- Born: May 13, 1877 Lom Municipality, Norway
- Died: August 22, 1971 (aged 94)
- Occupation: Military officer
- Children: Paal Frisvold
- Relatives: Rikard Kaarbø (father-in-law); Ragnhild Kaarbø (sister-in-law);

= Erland Frisvold =

Norwegian colonel, civil engineer, and mayor

Erland Frisvold (May 13, 1877 – August 22, 1971) was a Norwegian colonel, civil engineer, and mayor of Harstad Municipality.

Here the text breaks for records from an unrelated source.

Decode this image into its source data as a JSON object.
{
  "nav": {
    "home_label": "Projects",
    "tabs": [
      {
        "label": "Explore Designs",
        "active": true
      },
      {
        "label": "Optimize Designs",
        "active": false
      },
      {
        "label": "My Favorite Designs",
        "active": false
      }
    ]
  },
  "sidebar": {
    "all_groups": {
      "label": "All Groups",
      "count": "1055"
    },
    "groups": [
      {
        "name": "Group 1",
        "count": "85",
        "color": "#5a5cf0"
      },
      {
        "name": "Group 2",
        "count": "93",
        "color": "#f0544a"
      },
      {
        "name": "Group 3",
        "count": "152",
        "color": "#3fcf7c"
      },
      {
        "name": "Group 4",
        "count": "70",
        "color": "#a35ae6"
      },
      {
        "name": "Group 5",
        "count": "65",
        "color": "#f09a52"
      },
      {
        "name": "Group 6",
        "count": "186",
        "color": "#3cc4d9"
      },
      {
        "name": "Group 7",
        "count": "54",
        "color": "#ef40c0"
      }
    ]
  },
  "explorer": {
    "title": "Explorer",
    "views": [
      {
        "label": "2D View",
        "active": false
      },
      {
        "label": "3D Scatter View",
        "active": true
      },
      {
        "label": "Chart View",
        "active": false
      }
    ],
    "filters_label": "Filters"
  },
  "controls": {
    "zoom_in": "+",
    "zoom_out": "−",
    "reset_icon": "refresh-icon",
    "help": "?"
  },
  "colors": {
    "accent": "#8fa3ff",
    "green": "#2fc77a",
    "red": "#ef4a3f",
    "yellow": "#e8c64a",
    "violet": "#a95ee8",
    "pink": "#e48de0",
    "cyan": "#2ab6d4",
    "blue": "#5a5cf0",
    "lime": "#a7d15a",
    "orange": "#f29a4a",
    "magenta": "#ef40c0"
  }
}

Frisvold was born at the Kjæstad farm in Lom Municipality in Norway. He was the eldest child of Pål Erlandsson Frisvold (1846–1912) and Anne Rolvsdotter Blakar Frisvold (1850–1937). He graduated from the Military Academy in 1899, and from the Norwegian Military College in 1902, and then served as the civil engineer for Harstad from 1908 to 1911. He served as the mayor of Harstad from 1911 to 1912 and again from 1926 to 1929. During the Second World War, he commanded Infantry Regiment No. 12, taking part in the Battles of Narvik. He died on August 22, 1971, and is buried in Oslo's Western Cemetery (Vestre gravlund).

Frisvold was married to Valdis Kaarbø (1882–1961), the daughter of Rikard Kaarbø (1850–1901), a leading businessman in Harstad. He was the father of Lieutenant General Paal Frisvold.